In short, when I had become attached to poor Maddalene, without once seeing her, how was it likely that I could remain indifferent to the sisterly assiduity and attentions, to the thousand pleasing little compliments, and to the most delicious cups of coffee of this young Venice girl, my gentle little jailer? [14] I should be trying to impose on myself, were I to attribute to my own prudence the fact of my not having fallen in love with Angiola. I did not do so, simply from the circumstance of her having already a lover of her own choosing, to whom she was desperately, unalterably attached. Heaven help me! if it had not been thus I should have found myself in a very critical position, indeed, for an author, with so little to keep alive his attention. The sentiment I felt for her was not, then, what is called love. I wished to see her happy, and that she might be united to the lover of her choice; I was not jealous, nor had I the remotest idea she could ever select me as the object of her regard. Still, when I heard my prison-door open, my heart began to beat in the hope it was my Angiola; and if she appeared not, I experienced a peculiar kind of vexation; when she really came my heart throbbed yet more violently, from a feeling of pure joy. Her parents, who had begun to entertain a good opinion of me, and were aware of her passionate regard for another, offered no opposition to the visits she thus made me, permitting her almost invariably to bring me my coffee in a morning, and not unfrequently in the evening.

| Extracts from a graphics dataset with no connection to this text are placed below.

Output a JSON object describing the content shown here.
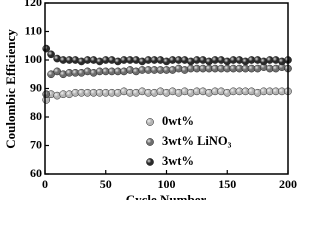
{
  "chart_data": {
    "type": "scatter",
    "x_label": "Cycle Number",
    "y_label": "Coulombic Efficiency",
    "xlim": [
      0,
      200
    ],
    "ylim": [
      60,
      120
    ],
    "xticks": [
      0,
      50,
      100,
      150,
      200
    ],
    "yticks": [
      60,
      70,
      80,
      90,
      100,
      110,
      120
    ],
    "legend": "lower right",
    "x": [
      1,
      5,
      10,
      15,
      20,
      25,
      30,
      35,
      40,
      45,
      50,
      55,
      60,
      65,
      70,
      75,
      80,
      85,
      90,
      95,
      100,
      105,
      110,
      115,
      120,
      125,
      130,
      135,
      140,
      145,
      150,
      155,
      160,
      165,
      170,
      175,
      180,
      185,
      190,
      195,
      200
    ],
    "series": [
      {
        "name": "0wt%",
        "color": "#b4b4b4",
        "values": [
          86,
          88,
          87.5,
          88,
          88,
          88.5,
          88.5,
          88.5,
          88.5,
          88.5,
          88.5,
          88.5,
          88.5,
          89,
          88.5,
          88.5,
          89,
          88.5,
          88.5,
          89,
          88.5,
          89,
          88.5,
          89,
          88.5,
          89,
          89,
          88.5,
          89,
          89,
          88.5,
          89,
          89,
          89,
          89,
          88.5,
          89,
          89,
          89,
          89,
          89
        ]
      },
      {
        "name": "3wt% LiNO₃",
        "color": "#6e6e6e",
        "values": [
          88,
          95,
          96,
          95,
          95.5,
          95.5,
          95.5,
          96,
          95.5,
          96,
          96,
          96,
          96,
          96,
          96.5,
          96,
          96.5,
          96.5,
          96.5,
          96.5,
          96.5,
          96.5,
          97,
          96.5,
          97,
          97,
          97,
          97,
          97,
          97,
          97,
          97,
          97,
          97,
          97,
          97,
          97.5,
          97,
          97,
          97.5,
          97
        ]
      },
      {
        "name": "3wt%",
        "color": "#2a2a2a",
        "values": [
          104,
          102,
          100.5,
          100,
          100,
          100,
          99.5,
          100,
          100,
          99.5,
          100,
          100,
          99.5,
          100,
          100,
          100,
          99.5,
          100,
          100,
          100,
          99.5,
          100,
          100,
          100,
          99.5,
          100,
          100,
          99.5,
          100,
          100,
          99.5,
          100,
          100,
          99.5,
          100,
          100,
          99.5,
          100,
          100,
          99.5,
          100
        ]
      }
    ]
  }
}
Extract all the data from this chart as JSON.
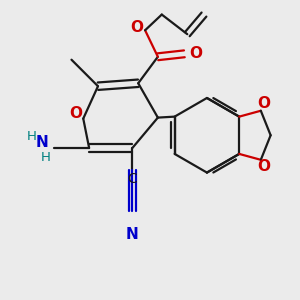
{
  "background_color": "#ebebeb",
  "bond_color": "#1a1a1a",
  "oxygen_color": "#cc0000",
  "nitrogen_color": "#0000cc",
  "carbon_color": "#1a1a1a",
  "teal_color": "#008080",
  "figsize": [
    3.0,
    3.0
  ],
  "dpi": 100,
  "xlim": [
    0,
    3.0
  ],
  "ylim": [
    0,
    3.0
  ]
}
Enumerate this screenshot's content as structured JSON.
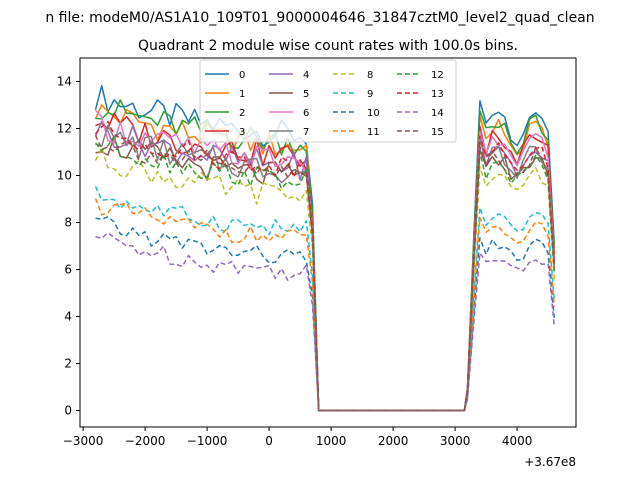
{
  "suptitle": "n file: modeM0/AS1A10_109T01_9000004646_31847cztM0_level2_quad_clean",
  "chart_data": {
    "type": "line",
    "title": "Quadrant 2 module wise count rates with 100.0s bins.",
    "xlabel": "",
    "ylabel": "",
    "x_offset_label": "+3.67e8",
    "xlim": [
      -3050,
      4950
    ],
    "ylim": [
      -0.7,
      15.0
    ],
    "x_ticks": [
      -3000,
      -2000,
      -1000,
      0,
      1000,
      2000,
      3000,
      4000
    ],
    "x_tick_labels": [
      "−3000",
      "−2000",
      "−1000",
      "0",
      "1000",
      "2000",
      "3000",
      "4000"
    ],
    "y_ticks": [
      0,
      2,
      4,
      6,
      8,
      10,
      12,
      14
    ],
    "y_tick_labels": [
      "0",
      "2",
      "4",
      "6",
      "8",
      "10",
      "12",
      "14"
    ],
    "grid": false,
    "legend_position": "top-center",
    "legend_columns": 4,
    "x_start": -2800,
    "x_step": 100,
    "gap_start": 800,
    "gap_end": 3150,
    "post_gap_x": [
      3200,
      3300,
      3400,
      3500,
      3600,
      3700,
      3800,
      3900,
      4000,
      4100,
      4200,
      4300,
      4400,
      4500,
      4600
    ],
    "series": [
      {
        "name": "0",
        "color": "#1f77b4",
        "dashed": false,
        "level": 12.2,
        "drift": -0.5,
        "spread": 0.6
      },
      {
        "name": "1",
        "color": "#ff7f0e",
        "dashed": false,
        "level": 11.6,
        "drift": -0.4,
        "spread": 0.6
      },
      {
        "name": "2",
        "color": "#2ca02c",
        "dashed": false,
        "level": 11.8,
        "drift": -0.4,
        "spread": 0.6
      },
      {
        "name": "3",
        "color": "#d62728",
        "dashed": false,
        "level": 11.2,
        "drift": -0.4,
        "spread": 0.6
      },
      {
        "name": "4",
        "color": "#9467bd",
        "dashed": false,
        "level": 10.8,
        "drift": -0.4,
        "spread": 0.6
      },
      {
        "name": "5",
        "color": "#8c564b",
        "dashed": false,
        "level": 10.3,
        "drift": -0.4,
        "spread": 0.6
      },
      {
        "name": "6",
        "color": "#e377c2",
        "dashed": false,
        "level": 11.0,
        "drift": -0.4,
        "spread": 0.6
      },
      {
        "name": "7",
        "color": "#7f7f7f",
        "dashed": false,
        "level": 10.6,
        "drift": -0.4,
        "spread": 0.6
      },
      {
        "name": "8",
        "color": "#bcbd22",
        "dashed": true,
        "level": 9.6,
        "drift": -0.5,
        "spread": 0.5
      },
      {
        "name": "9",
        "color": "#17becf",
        "dashed": true,
        "level": 8.0,
        "drift": -0.3,
        "spread": 0.4
      },
      {
        "name": "10",
        "color": "#1f77b4",
        "dashed": true,
        "level": 6.8,
        "drift": -0.3,
        "spread": 0.4
      },
      {
        "name": "11",
        "color": "#ff7f0e",
        "dashed": true,
        "level": 7.6,
        "drift": -0.3,
        "spread": 0.4
      },
      {
        "name": "12",
        "color": "#2ca02c",
        "dashed": true,
        "level": 10.2,
        "drift": -0.4,
        "spread": 0.5
      },
      {
        "name": "13",
        "color": "#d62728",
        "dashed": true,
        "level": 10.8,
        "drift": -0.4,
        "spread": 0.5
      },
      {
        "name": "14",
        "color": "#9467bd",
        "dashed": true,
        "level": 6.2,
        "drift": -0.3,
        "spread": 0.4
      },
      {
        "name": "15",
        "color": "#8c564b",
        "dashed": true,
        "level": 10.4,
        "drift": -0.4,
        "spread": 0.5
      }
    ]
  }
}
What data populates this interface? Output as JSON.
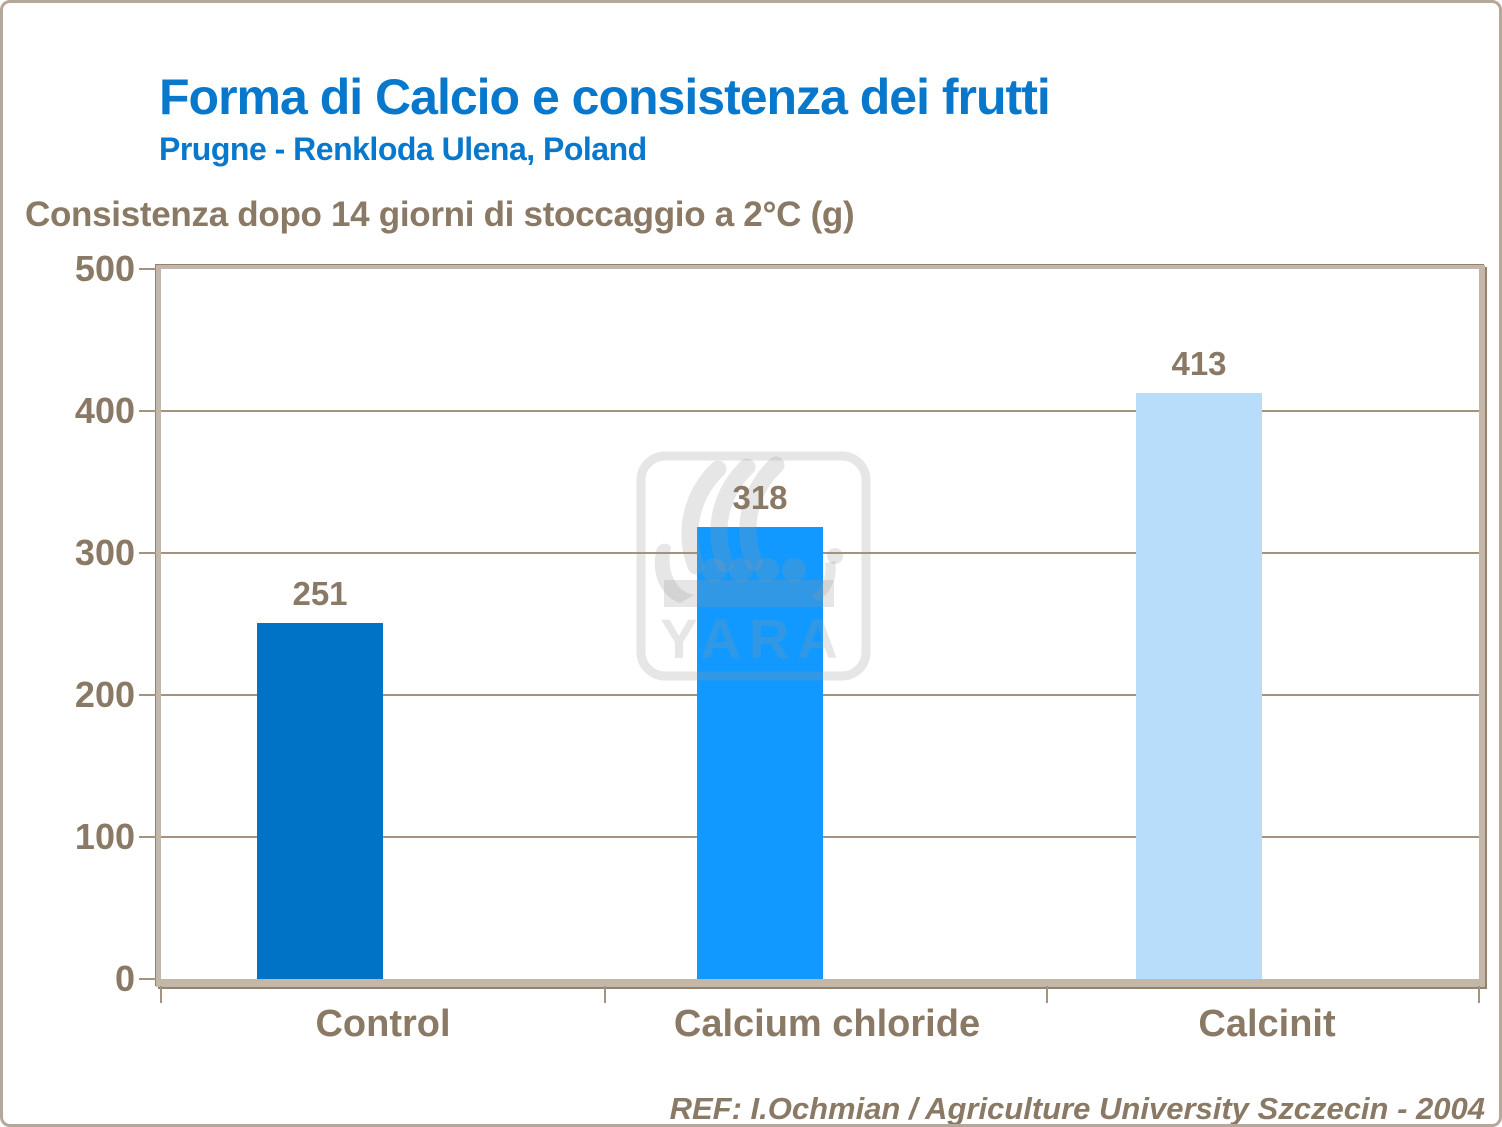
{
  "slide": {
    "title": "Forma di Calcio e consistenza dei frutti",
    "subtitle": "Prugne - Renkloda Ulena, Poland",
    "reference": "REF: I.Ochmian / Agriculture University Szczecin - 2004",
    "watermark_text": "YARA"
  },
  "chart_data": {
    "type": "bar",
    "title": "Consistenza dopo 14 giorni di stoccaggio a 2°C (g)",
    "categories": [
      "Control",
      "Calcium chloride",
      "Calcinit"
    ],
    "values": [
      251,
      318,
      413
    ],
    "bar_colors": [
      "#0173C7",
      "#1299FF",
      "#B7DDFB"
    ],
    "xlabel": "",
    "ylabel": "",
    "ylim": [
      0,
      500
    ],
    "yticks": [
      0,
      100,
      200,
      300,
      400,
      500
    ],
    "grid": true,
    "legend": false,
    "data_labels": true
  },
  "colors": {
    "title_blue": "#0878CC",
    "text_brown": "#8A7964",
    "frame_tan": "#C3B7A9",
    "frame_shadow": "#95826E",
    "gridline": "#A2947E",
    "slide_border": "#B3A899",
    "background": "#FFFFFF"
  }
}
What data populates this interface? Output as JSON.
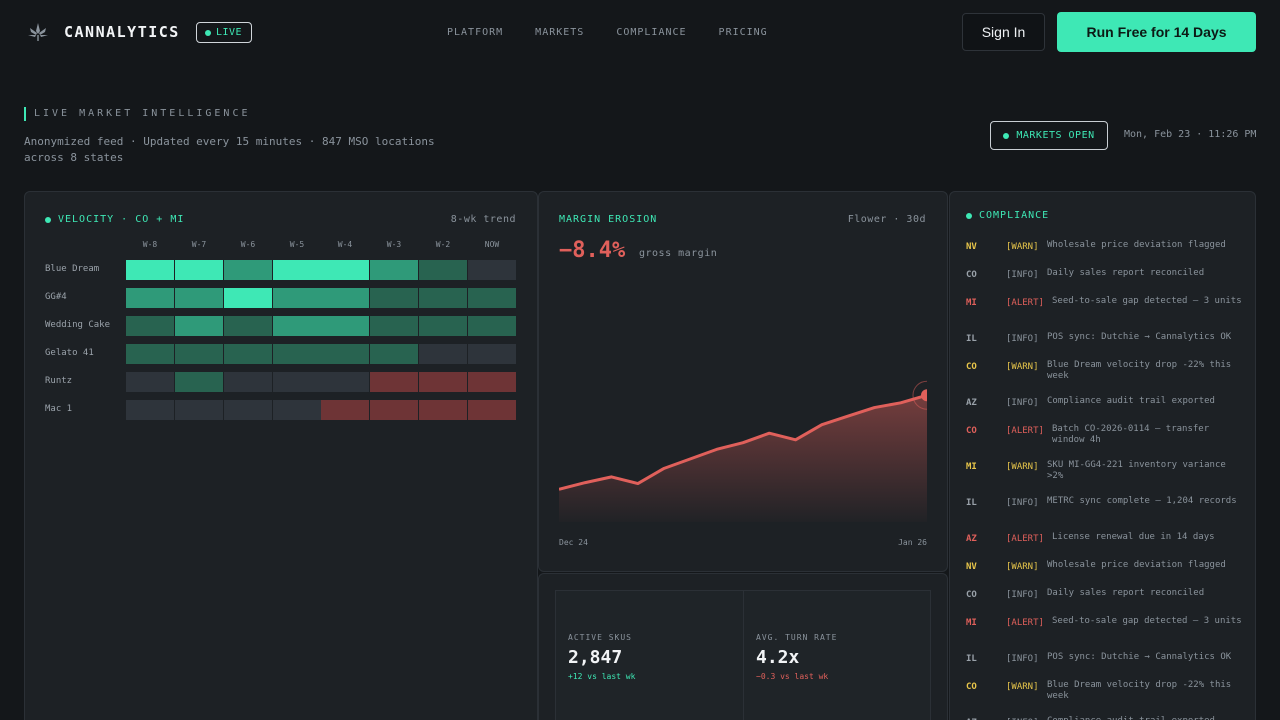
{
  "colors": {
    "accent": "#3ee8b5",
    "negative": "#e0605b",
    "warn": "#e8c64a",
    "muted": "#8a939c"
  },
  "nav": {
    "logo_icon": "cannabis-leaf-icon",
    "brand": "CANNALYTICS",
    "live_badge": "LIVE",
    "links": [
      "PLATFORM",
      "MARKETS",
      "COMPLIANCE",
      "PRICING"
    ],
    "signin": "Sign In",
    "cta": "Run Free for 14 Days"
  },
  "header": {
    "label": "LIVE MARKET INTELLIGENCE",
    "subtitle": "Anonymized feed · Updated every 15 minutes · 847 MSO locations across 8 states",
    "status": "MARKETS OPEN",
    "datetime": "Mon, Feb 23 · 11:26 PM"
  },
  "velocity": {
    "title": "VELOCITY · CO + MI",
    "meta": "8-wk trend",
    "columns": [
      "W-8",
      "W-7",
      "W-6",
      "W-5",
      "W-4",
      "W-3",
      "W-2",
      "NOW"
    ],
    "rows": [
      {
        "label": "Blue Dream",
        "levels": [
          4,
          4,
          3,
          4,
          4,
          3,
          2,
          0
        ]
      },
      {
        "label": "GG#4",
        "levels": [
          3,
          3,
          4,
          3,
          3,
          2,
          2,
          2
        ]
      },
      {
        "label": "Wedding Cake",
        "levels": [
          2,
          3,
          2,
          3,
          3,
          2,
          2,
          2
        ]
      },
      {
        "label": "Gelato 41",
        "levels": [
          2,
          2,
          2,
          2,
          2,
          2,
          0,
          0
        ]
      },
      {
        "label": "Runtz",
        "levels": [
          0,
          2,
          0,
          0,
          0,
          -1,
          -1,
          -1
        ]
      },
      {
        "label": "Mac 1",
        "levels": [
          0,
          0,
          0,
          0,
          -1,
          -1,
          -1,
          -1
        ]
      }
    ]
  },
  "margin": {
    "title": "MARGIN EROSION",
    "meta": "Flower · 30d",
    "value": "−8.4%",
    "unit": "gross margin",
    "x_start": "Dec 24",
    "x_end": "Jan 26"
  },
  "chart_data": {
    "type": "area",
    "title": "MARGIN EROSION",
    "xlabel": "",
    "ylabel": "",
    "x": [
      "Dec 24",
      "",
      "",
      "",
      "",
      "",
      "",
      "",
      "",
      "",
      "",
      "",
      "",
      "",
      "Jan 26"
    ],
    "values": [
      5,
      12,
      18,
      11,
      27,
      37,
      47,
      54,
      64,
      57,
      73,
      82,
      91,
      96,
      104
    ],
    "ylim": [
      0,
      160
    ],
    "grid": false
  },
  "stats": [
    {
      "label": "ACTIVE SKUS",
      "value": "2,847",
      "delta": "+12 vs last wk",
      "trend": "up"
    },
    {
      "label": "AVG. TURN RATE",
      "value": "4.2x",
      "delta": "−0.3 vs last wk",
      "trend": "down"
    }
  ],
  "compliance": {
    "title": "COMPLIANCE",
    "entries": [
      {
        "state": "NV",
        "level": "[WARN]",
        "msg": "Wholesale price deviation flagged"
      },
      {
        "state": "CO",
        "level": "[INFO]",
        "msg": "Daily sales report reconciled"
      },
      {
        "state": "MI",
        "level": "[ALERT]",
        "msg": "Seed-to-sale gap detected — 3 units"
      },
      {
        "state": "IL",
        "level": "[INFO]",
        "msg": "POS sync: Dutchie → Cannalytics OK"
      },
      {
        "state": "CO",
        "level": "[WARN]",
        "msg": "Blue Dream velocity drop -22% this week"
      },
      {
        "state": "AZ",
        "level": "[INFO]",
        "msg": "Compliance audit trail exported"
      },
      {
        "state": "CO",
        "level": "[ALERT]",
        "msg": "Batch CO-2026-0114 — transfer window 4h"
      },
      {
        "state": "MI",
        "level": "[WARN]",
        "msg": "SKU MI-GG4-221 inventory variance >2%"
      },
      {
        "state": "IL",
        "level": "[INFO]",
        "msg": "METRC sync complete — 1,204 records"
      },
      {
        "state": "AZ",
        "level": "[ALERT]",
        "msg": "License renewal due in 14 days"
      },
      {
        "state": "NV",
        "level": "[WARN]",
        "msg": "Wholesale price deviation flagged"
      },
      {
        "state": "CO",
        "level": "[INFO]",
        "msg": "Daily sales report reconciled"
      },
      {
        "state": "MI",
        "level": "[ALERT]",
        "msg": "Seed-to-sale gap detected — 3 units"
      },
      {
        "state": "IL",
        "level": "[INFO]",
        "msg": "POS sync: Dutchie → Cannalytics OK"
      },
      {
        "state": "CO",
        "level": "[WARN]",
        "msg": "Blue Dream velocity drop -22% this week"
      },
      {
        "state": "AZ",
        "level": "[INFO]",
        "msg": "Compliance audit trail exported"
      }
    ]
  }
}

There was altogether a simplicity and an affectionateness in her every word, look, and gesture, which were really captivating. She would say, “I am excessively attached to another, and yet I take such delight in being near you! When I am not in his company, I like being nowhere so well as here.” (Here was another compliment.)

“And don’t you know why?” inquired I.

“I do not.”

“I will tell you, then. It is because I permit you to talk about your lover.”

“That is a good guess; yet still I think it is a good deal because I esteem you so very much!”

Poor girl! along with this pretty frankness she had that blessed sin of taking me always by the hand, and pressing it with all her heart, not perceiving that she at once pleased and disconcerted me by her affectionate manner. Thanks be to Heaven, that I can always recall this excellent little girl to mind without the least tinge of remorse.

CHAPTER XXX.

The following portion of my narrative would assuredly have been more interesting had the gentle Angiola fallen in love with me, or if I had at least run half mad to enliven my solitude. There was, however, another sentiment, that of simple benevolence, no less dear to me, which united our hearts in one. And if, at any moment, I felt there was the least risk of its changing its nature in my vain, weak heart, it produced only sincere regret.

Once, certainly, having my doubts that this would happen, and finding her, to my sorrow, a hundred times more beautiful than I had at first imagined; feeling too so very melancholy when she was absent, so joyous when near, I took upon myself to play the unamiable, in the idea that this would remove all danger by making her leave off the same affectionate and familiar manner. This innocent stratagem was tried in vain; the poor girl was so patient, so full of compassion for me. She would look at me in silence, with her elbow resting upon the window, and say, after a long pause, “I see, sir, you are tired of my company, yet I would stay here the whole day if I could, merely to keep the hours from hanging so heavy upon you. This ill-humour of yours is the natural effect of your long solitude; if you were able to chat awhile, you would be quite well again. If you don’t like to talk, I will talk for you.”